Ein Umsatz in dieser Höhe würde im Maschinenbau umgerechnet knapp 35.000 Arbeitsplätze bedeuten. »Erschreckend dabei ist, dass 57 Prozent der Unternehmen von Fälschungen berichten, die eine Gefahr für die Anlage darstellen. Das zeigt, dass es sich bei Plagiaten nicht um Kavaliersdelikte handelt, denn der Betrieb von gefälschten Maschinen oder Anlagen mit gefälschten Komponenten kann eine echte Gefahr für den Bediener bedeuten«, sagt Steffen Zimmermann, Leiter VDMA Competence Center Industrial Security.

Alle zwei Jahre befragt der VDMA seine Mitgliedsfirmen zu den Bedrohungen und Auswirkungen von Fälschungen.

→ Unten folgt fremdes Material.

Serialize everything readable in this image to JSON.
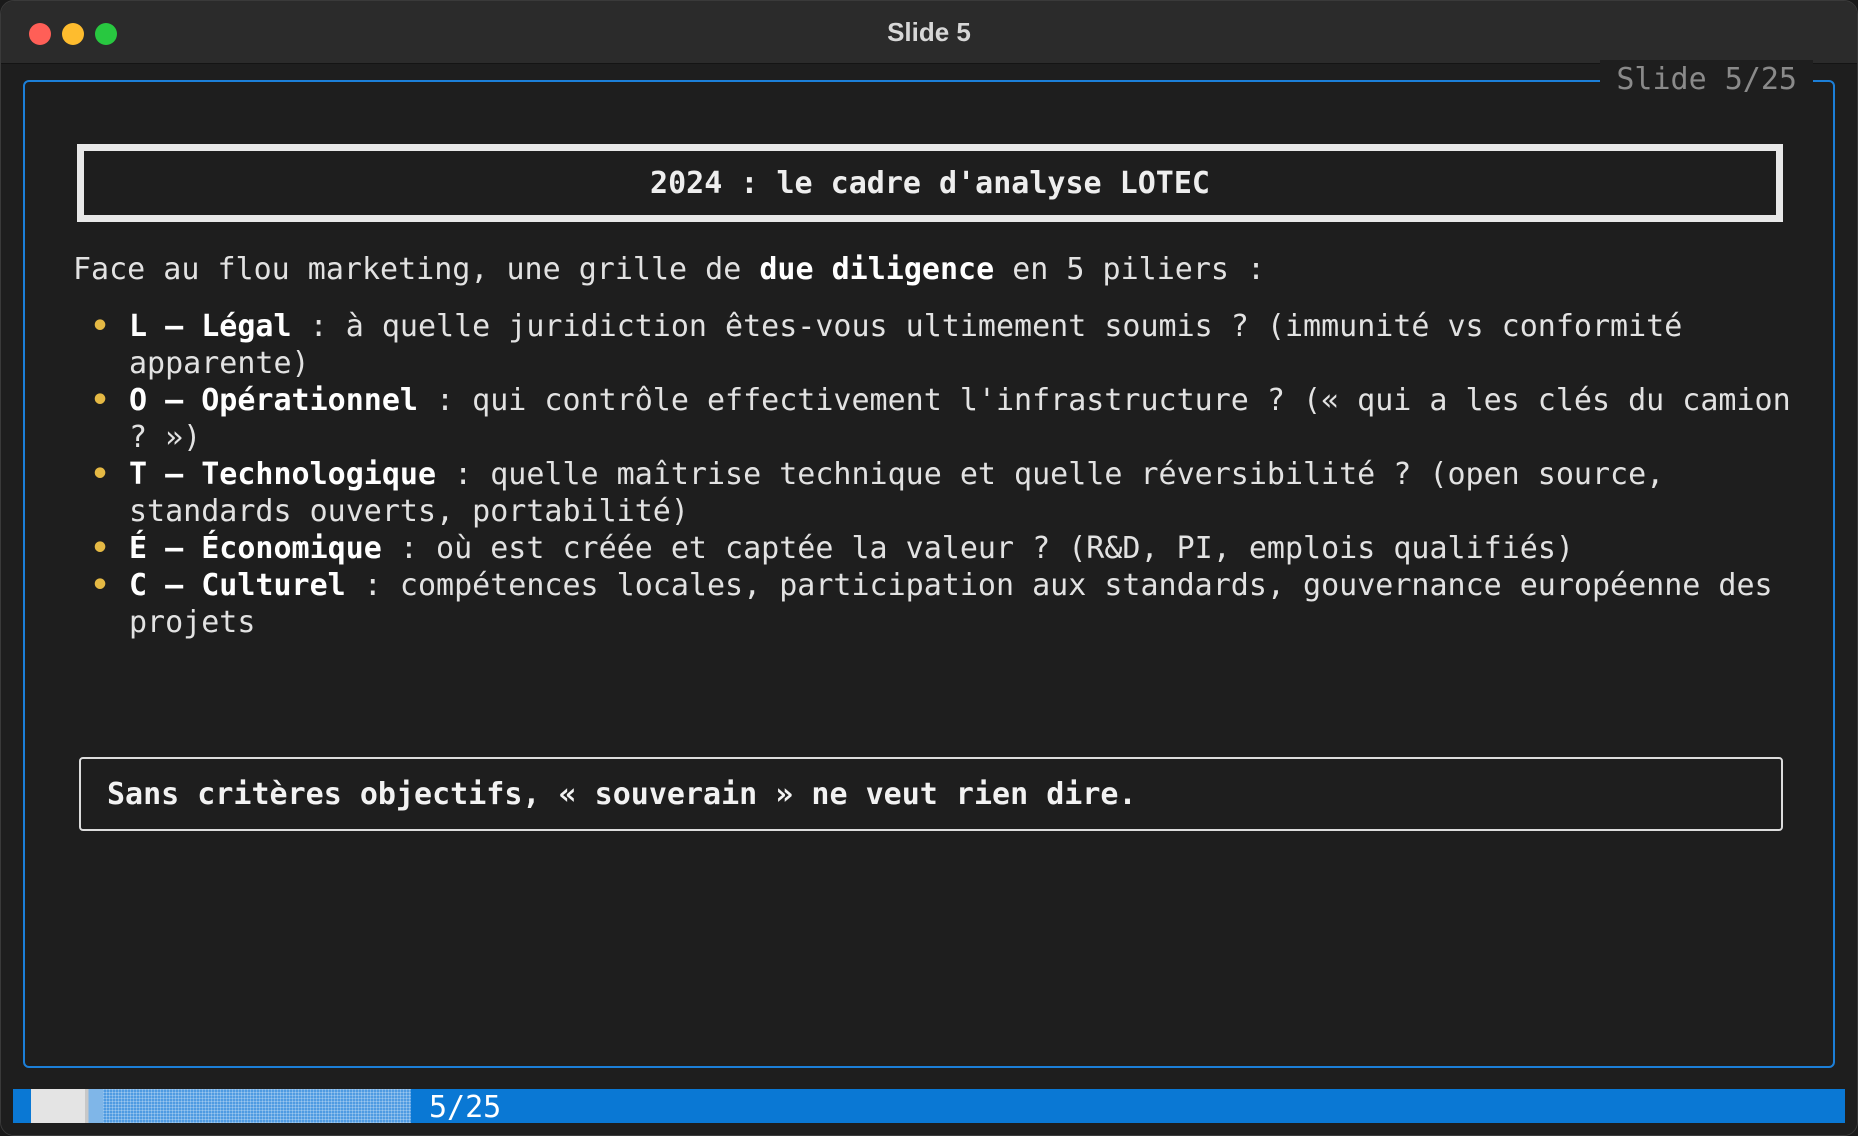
{
  "window": {
    "title": "Slide 5"
  },
  "frame": {
    "label": "Slide 5/25"
  },
  "slide": {
    "heading": "2024 : le cadre d'analyse LOTEC",
    "intro_before": "Face au flou marketing, une grille de ",
    "intro_bold": "due diligence",
    "intro_after": " en 5 piliers :",
    "bullet_char": "•",
    "pillars": [
      {
        "key": "L — Légal",
        "text": " : à quelle juridiction êtes-vous ultimement soumis ? (immunité vs conformité apparente)"
      },
      {
        "key": "O — Opérationnel",
        "text": " : qui contrôle effectivement l'infrastructure ? (« qui a les clés du camion ? »)"
      },
      {
        "key": "T — Technologique",
        "text": " : quelle maîtrise technique et quelle réversibilité ? (open source, standards ouverts, portabilité)"
      },
      {
        "key": "É — Économique",
        "text": " : où est créée et captée la valeur ? (R&D, PI, emplois qualifiés)"
      },
      {
        "key": "C — Culturel",
        "text": " : compétences locales, participation aux standards, gouvernance européenne des projets"
      }
    ],
    "callout": "Sans critères objectifs, « souverain » ne veut rien dire."
  },
  "status": {
    "progress_text": "5/25",
    "current": 5,
    "total": 25
  },
  "colors": {
    "frame_border": "#1c7fd8",
    "status_bar": "#0a78d4",
    "bullet": "#e5b944",
    "background": "#1e1e1e"
  }
}
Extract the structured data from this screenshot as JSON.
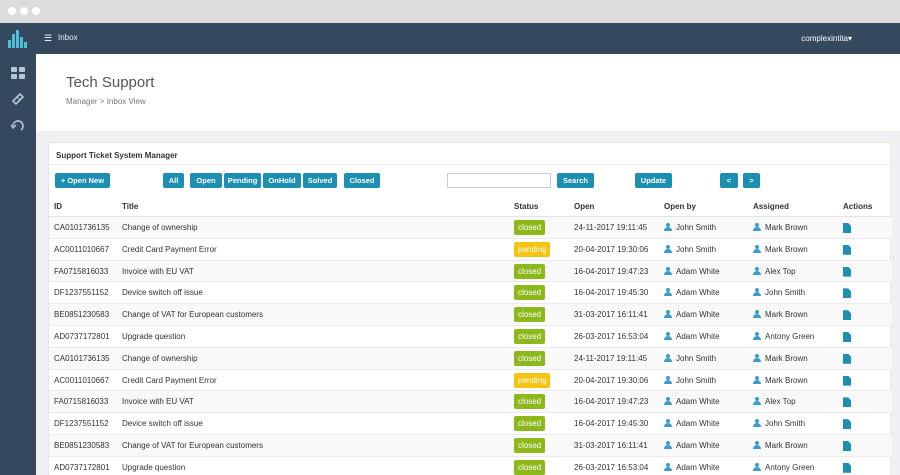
{
  "header": {
    "menu_icon": "hamburger-icon",
    "title": "Inbox",
    "user": "complexintita",
    "user_caret": "▾"
  },
  "page": {
    "title": "Tech Support",
    "breadcrumb": "Manager > Inbox View"
  },
  "panel": {
    "title": "Support Ticket System Manager"
  },
  "toolbar": {
    "open_new": "+ Open New",
    "all": "All",
    "open": "Open",
    "pending": "Pending",
    "onhold": "OnHold",
    "solved": "Solved",
    "closed": "Closed",
    "search_value": "",
    "search": "Search",
    "update": "Update",
    "prev": "<",
    "next": ">"
  },
  "table": {
    "columns": {
      "id": "ID",
      "title": "Title",
      "status": "Status",
      "open": "Open",
      "open_by": "Open by",
      "assigned": "Assigned",
      "actions": "Actions"
    },
    "rows": [
      {
        "id": "CA0101736135",
        "title": "Change of ownership",
        "status": "closed",
        "open": "24-11-2017 19:11:45",
        "open_by": "John Smith",
        "assigned": "Mark Brown"
      },
      {
        "id": "AC0011010667",
        "title": "Credit Card Payment Error",
        "status": "pending",
        "open": "20-04-2017 19:30:06",
        "open_by": "John Smith",
        "assigned": "Mark Brown"
      },
      {
        "id": "FA0715816033",
        "title": "Invoice with EU VAT",
        "status": "closed",
        "open": "16-04-2017 19:47:23",
        "open_by": "Adam White",
        "assigned": "Alex Top"
      },
      {
        "id": "DF1237551152",
        "title": "Device switch off issue",
        "status": "closed",
        "open": "16-04-2017 19:45:30",
        "open_by": "Adam White",
        "assigned": "John Smith"
      },
      {
        "id": "BE0851230583",
        "title": "Change of VAT for European customers",
        "status": "closed",
        "open": "31-03-2017 16:11:41",
        "open_by": "Adam White",
        "assigned": "Mark Brown"
      },
      {
        "id": "AD0737172801",
        "title": "Upgrade question",
        "status": "closed",
        "open": "26-03-2017 16:53:04",
        "open_by": "Adam White",
        "assigned": "Antony Green"
      },
      {
        "id": "CA0101736135",
        "title": "Change of ownership",
        "status": "closed",
        "open": "24-11-2017 19:11:45",
        "open_by": "John Smith",
        "assigned": "Mark Brown"
      },
      {
        "id": "AC0011010667",
        "title": "Credit Card Payment Error",
        "status": "pending",
        "open": "20-04-2017 19:30:06",
        "open_by": "John Smith",
        "assigned": "Mark Brown"
      },
      {
        "id": "FA0715816033",
        "title": "Invoice with EU VAT",
        "status": "closed",
        "open": "16-04-2017 19:47:23",
        "open_by": "Adam White",
        "assigned": "Alex Top"
      },
      {
        "id": "DF1237551152",
        "title": "Device switch off issue",
        "status": "closed",
        "open": "16-04-2017 19:45:30",
        "open_by": "Adam White",
        "assigned": "John Smith"
      },
      {
        "id": "BE0851230583",
        "title": "Change of VAT for European customers",
        "status": "closed",
        "open": "31-03-2017 16:11:41",
        "open_by": "Adam White",
        "assigned": "Mark Brown"
      },
      {
        "id": "AD0737172801",
        "title": "Upgrade question",
        "status": "closed",
        "open": "26-03-2017 16:53:04",
        "open_by": "Adam White",
        "assigned": "Antony Green"
      }
    ]
  },
  "colors": {
    "topbar": "#34495e",
    "button": "#1d8fb3",
    "closed": "#8db81c",
    "pending": "#f5c411",
    "person_icon": "#3a9bd1"
  }
}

In der aktuellen Studie, die vom Fraunhofer-Institut für Angewandte und Integrierte Sicherheit AISEC im Auftrag des VDMA erstellt wurde, gaben 74 Prozent der befragten Unternehmen an, von Produktpiraterie betroffen zu sein, bei Unternehmen mit mehr als 500 Mitarbeitern erreichte dieser Anteil sogar 90 Prozent – beides sind neue Höchstwerte.